The masterminds behind the “largest burglary in English legal history“ have finally been convicted. The group of men, aged between 47 to 76, were found guilty of stealing some £14 million ($20 million) in jewels, gold, and cash.
Police and security were shocked at the scene of a supposedly secure underground vault in London in April of last year. At the storage site in Hatton Garden, the center of London’s jewelry trade, the vault was covered in dust and debris. Amid scattered safety deposit boxes and power tools (they bored a hole through the vault’s wall), there was little forensic evidence to identify the “brazen burglars” who cleaned out the joint.

The heist has captured Britain’s imagination: the ingenuity of the plan, the age of the burglars, and the reason for their eventual downfall has shocked and amused the country in equal measures.

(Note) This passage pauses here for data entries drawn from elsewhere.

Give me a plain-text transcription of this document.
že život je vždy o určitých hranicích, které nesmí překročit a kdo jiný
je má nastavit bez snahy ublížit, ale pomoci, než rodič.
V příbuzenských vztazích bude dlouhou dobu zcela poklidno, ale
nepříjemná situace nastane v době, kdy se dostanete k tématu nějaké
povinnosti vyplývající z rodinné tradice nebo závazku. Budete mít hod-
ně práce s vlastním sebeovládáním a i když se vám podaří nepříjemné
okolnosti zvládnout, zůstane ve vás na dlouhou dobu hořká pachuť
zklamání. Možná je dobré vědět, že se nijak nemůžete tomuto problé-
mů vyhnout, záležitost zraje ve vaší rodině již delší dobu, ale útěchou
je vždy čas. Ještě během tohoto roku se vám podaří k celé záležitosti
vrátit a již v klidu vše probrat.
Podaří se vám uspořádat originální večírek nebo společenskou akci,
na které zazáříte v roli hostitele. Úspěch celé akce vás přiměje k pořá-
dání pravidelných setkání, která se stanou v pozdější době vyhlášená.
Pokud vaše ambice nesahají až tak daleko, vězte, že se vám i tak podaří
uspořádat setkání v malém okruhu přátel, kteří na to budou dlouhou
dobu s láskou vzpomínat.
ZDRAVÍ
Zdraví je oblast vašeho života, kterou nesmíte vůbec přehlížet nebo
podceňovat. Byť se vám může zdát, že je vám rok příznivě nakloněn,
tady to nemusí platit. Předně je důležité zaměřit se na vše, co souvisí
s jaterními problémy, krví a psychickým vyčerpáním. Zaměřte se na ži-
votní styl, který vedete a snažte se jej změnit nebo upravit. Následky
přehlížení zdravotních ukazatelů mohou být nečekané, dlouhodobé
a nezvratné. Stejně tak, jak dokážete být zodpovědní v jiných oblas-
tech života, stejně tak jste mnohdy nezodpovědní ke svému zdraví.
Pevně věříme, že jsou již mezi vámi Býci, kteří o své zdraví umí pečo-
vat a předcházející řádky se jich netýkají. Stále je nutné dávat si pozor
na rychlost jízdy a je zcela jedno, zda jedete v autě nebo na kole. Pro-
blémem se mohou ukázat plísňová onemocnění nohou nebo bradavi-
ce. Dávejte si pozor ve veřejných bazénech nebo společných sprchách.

These are the eye-catching details of the case:
- The alleged ringleader, 76-year-old Brian Reader (nicknamed “The Master”) used his senior citizen’s bus pass, which gives him free travel, to get to the crime scene.

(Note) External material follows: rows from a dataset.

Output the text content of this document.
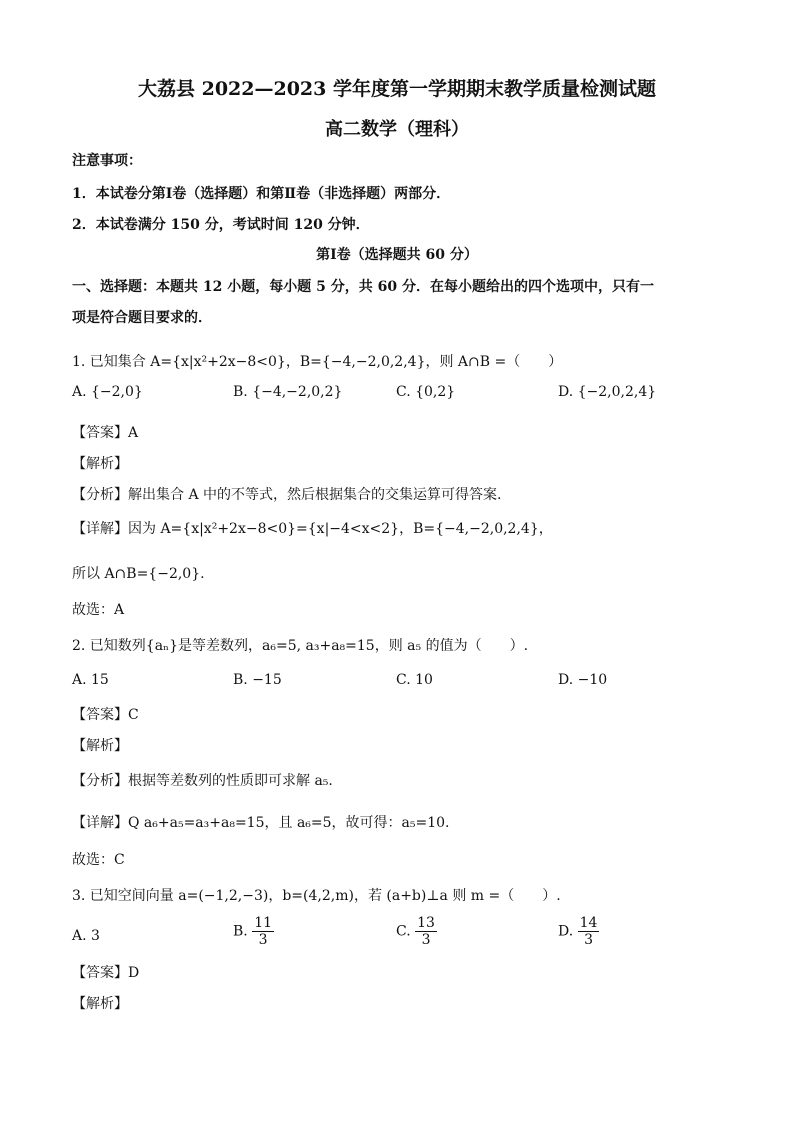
大荔县 2022—2023 学年度第一学期期末教学质量检测试题
高二数学（理科）
注意事项：
1．本试卷分第Ⅰ卷（选择题）和第Ⅱ卷（非选择题）两部分．
2．本试卷满分 150 分，考试时间 120 分钟．
第Ⅰ卷（选择题共 60 分）
一、选择题：本题共 12 小题，每小题 5 分，共 60 分．在每小题给出的四个选项中，只有一
项是符合题目要求的．
1. 已知集合 A={x|x²+2x−8<0}，B={−4,−2,0,2,4}，则 A∩B =（　　）
A. {−2,0}	B. {−4,−2,0,2}	C. {0,2}	D. {−2,0,2,4}
【答案】A
【解析】
【分析】解出集合 A 中的不等式，然后根据集合的交集运算可得答案.
【详解】因为 A={x|x²+2x−8<0}={x|−4<x<2}，B={−4,−2,0,2,4}，
所以 A∩B={−2,0}.
故选：A
2. 已知数列{aₙ}是等差数列，a₆=5, a₃+a₈=15，则 a₅ 的值为（　　）.
A. 15	B. −15	C. 10	D. −10
【答案】C
【解析】
【分析】根据等差数列的性质即可求解 a₅.
【详解】Q a₆+a₅=a₃+a₈=15，且 a₆=5，故可得：a₅=10.
故选：C
3. 已知空间向量 a=(−1,2,−3)，b=(4,2,m)，若 (a+b)⊥a 则 m =（　　）.
A. 3	B. $\frac{11}{3}$	C. $\frac{13}{3}$	D. $\frac{14}{3}$
【答案】D
【解析】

- The heist was three years in the making. The gang apparently hatched the plan in a pub in North London.
- The gang disguised themselves as workmen. A man known only as “Basil” let them into the building via a fire escape. Then, they climbed down an elevator shaft and spent the next two nights breaking into the vault.

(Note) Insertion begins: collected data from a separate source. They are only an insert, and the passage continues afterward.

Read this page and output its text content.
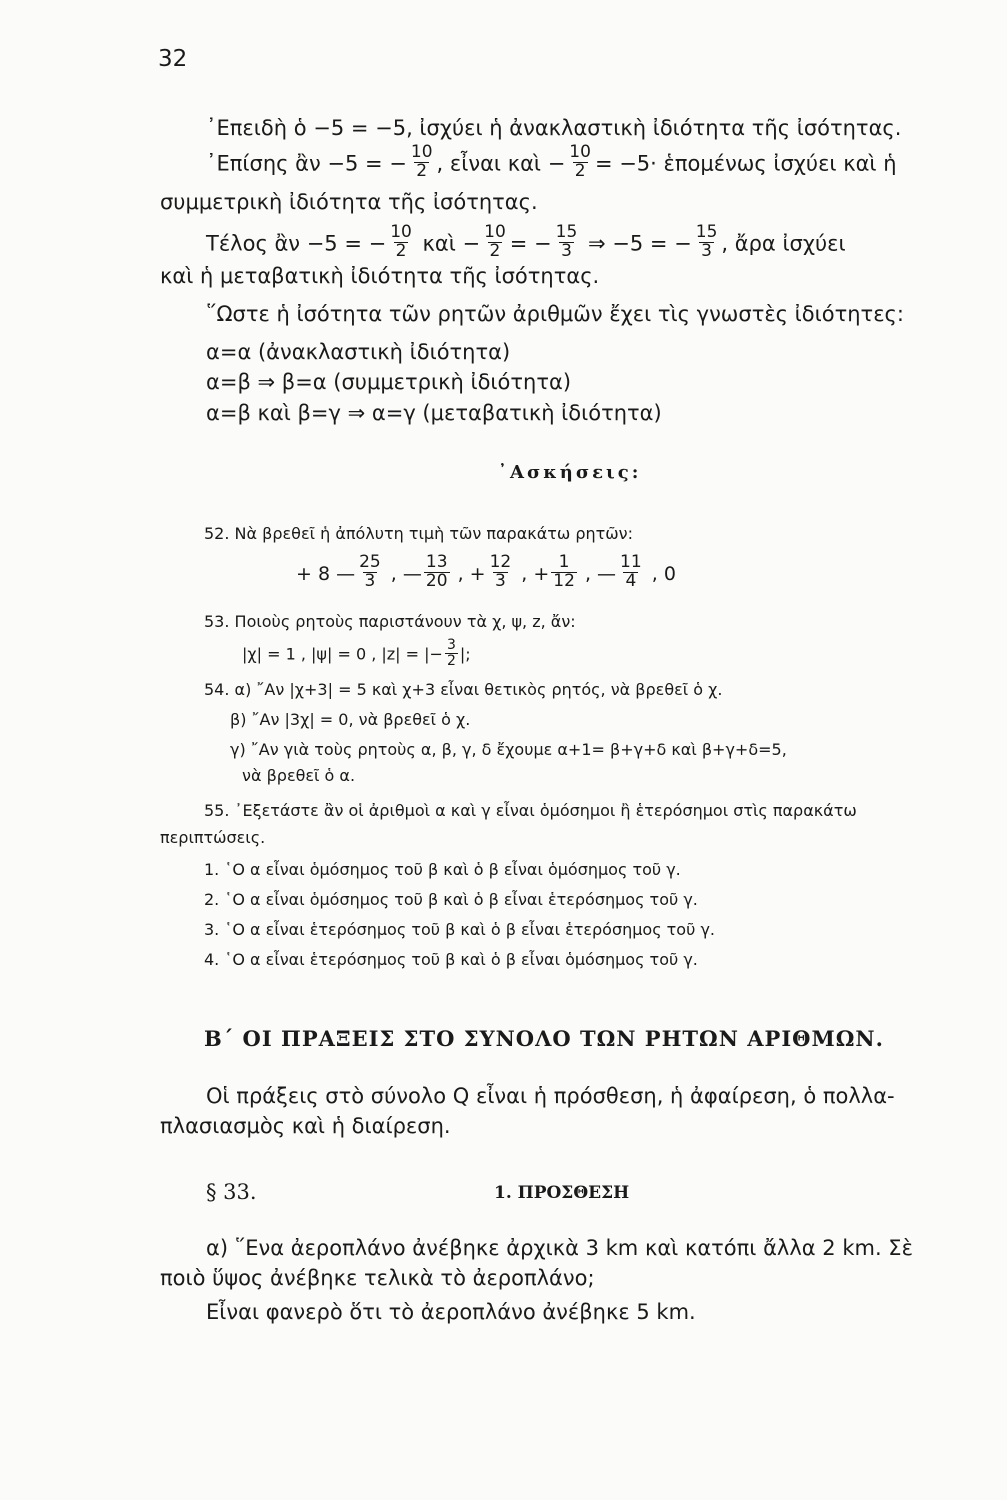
32
᾿Επειδὴ ὁ −5 = −5, ἰσχύει ἡ ἀνακλαστικὴ ἰδιότητα τῆς ἰσότητας.
᾿Επίσης ἂν −5 = − $\frac{10}{2}$ , εἶναι καὶ − $\frac{10}{2} = -5\cdot$ ἑπομένως ἰσχύει καὶ ἡ
συμμετρικὴ ἰδιότητα τῆς ἰσότητας.
Τέλος ἂν −5 = − $\frac{10}{2}$ καὶ − $\frac{10}{2}$ = − $\frac{15}{3}$ ⇒ −5 = − $\frac{15}{3}$ , ἄρα ἰσχύει
καὶ ἡ μεταβατικὴ ἰδιότητα τῆς ἰσότητας.
῞Ωστε ἡ ἰσότητα τῶν ρητῶν ἀριθμῶν ἔχει τὶς γνωστὲς ἰδιότητες:
α=α (ἀνακλαστικὴ ἰδιότητα)
α=β ⇒ β=α (συμμετρικὴ ἰδιότητα)
α=β καὶ β=γ ⇒ α=γ (μεταβατικὴ ἰδιότητα)
᾿Ασκήσεις:
52. Νὰ βρεθεῖ ἡ ἀπόλυτη τιμὴ τῶν παρακάτω ρητῶν:
+ 8 — $\frac{25}{3}$ , — $\frac{13}{20}$ , + $\frac{12}{3}$ , + $\frac{1}{12}$ , — $\frac{11}{4}$ , 0
53. Ποιοὺς ρητοὺς παριστάνουν τὰ χ, ψ, z, ἄν:
|χ| = 1 , |ψ| = 0 , |z| = |− $\frac{3}{2}$ |;
54. α) ῎Αν |χ+3| = 5 καὶ χ+3 εἶναι θετικὸς ρητός, νὰ βρεθεῖ ὁ χ.
β) ῎Αν |3χ| = 0, νὰ βρεθεῖ ὁ χ.
γ) ῎Αν γιὰ τοὺς ρητοὺς α, β, γ, δ ἔχουμε α+1= β+γ+δ καὶ β+γ+δ=5,
νὰ βρεθεῖ ὁ α.
55. ᾿Εξετάστε ἂν οἱ ἀριθμοὶ α καὶ γ εἶναι ὁμόσημοι ἢ ἑτερόσημοι στὶς παρακάτω
περιπτώσεις.
1. ῾Ο α εἶναι ὁμόσημος τοῦ β καὶ ὁ β εἶναι ὁμόσημος τοῦ γ.
2. ῾Ο α εἶναι ὁμόσημος τοῦ β καὶ ὁ β εἶναι ἑτερόσημος τοῦ γ.
3. ῾Ο α εἶναι ἑτερόσημος τοῦ β καὶ ὁ β εἶναι ἑτερόσημος τοῦ γ.
4. ῾Ο α εἶναι ἑτερόσημος τοῦ β καὶ ὁ β εἶναι ὁμόσημος τοῦ γ.
Β΄ ΟΙ ΠΡΑΞΕΙΣ ΣΤΟ ΣΥΝΟΛΟ ΤΩΝ ΡΗΤΩΝ ΑΡΙΘΜΩΝ.
Οἱ πράξεις στὸ σύνολο Q εἶναι ἡ πρόσθεση, ἡ ἀφαίρεση, ὁ πολλα-
πλασιασμὸς καὶ ἡ διαίρεση.
§ 33.	1. ΠΡΟΣΘΕΣΗ
α) ῞Ενα ἀεροπλάνο ἀνέβηκε ἀρχικὰ 3 km καὶ κατόπι ἄλλα 2 km. Σὲ
ποιὸ ὕψος ἀνέβηκε τελικὰ τὸ ἀεροπλάνο;
Εἶναι φανερὸ ὅτι τὸ ἀεροπλάνο ἀνέβηκε 5 km.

- The loot was loaded into a getaway van and stashed in various hideaways, including a casserole dish and a cemetery.
- While the gang removed closed-circuit cameras from inside the building, they failed to account for video in the street. Police were able to trace the car of one of the burglars—75-year-old John “Kenny” Collins, who reportedly frustrated other gang members for falling asleep during his lookout.
- Police then set up a massive surveillance program, tracking the suspects closely. Remember the pub they hatched the plan in? Police recorded them there admitting to, and bragging about, the raid.
- Police found a copy of Forensics for Dummies at the house of one of the gang members.
The police have been able to recover some of the stolen loot, but two-thirds of it remains hidden. Most of the gang has pleaded guilty to their charges, and the only one who didn’t was found guilty by a jury.
They were “analogue criminals operating in a digital world,” according to a former investigator. The heist is “probably the last of its type.”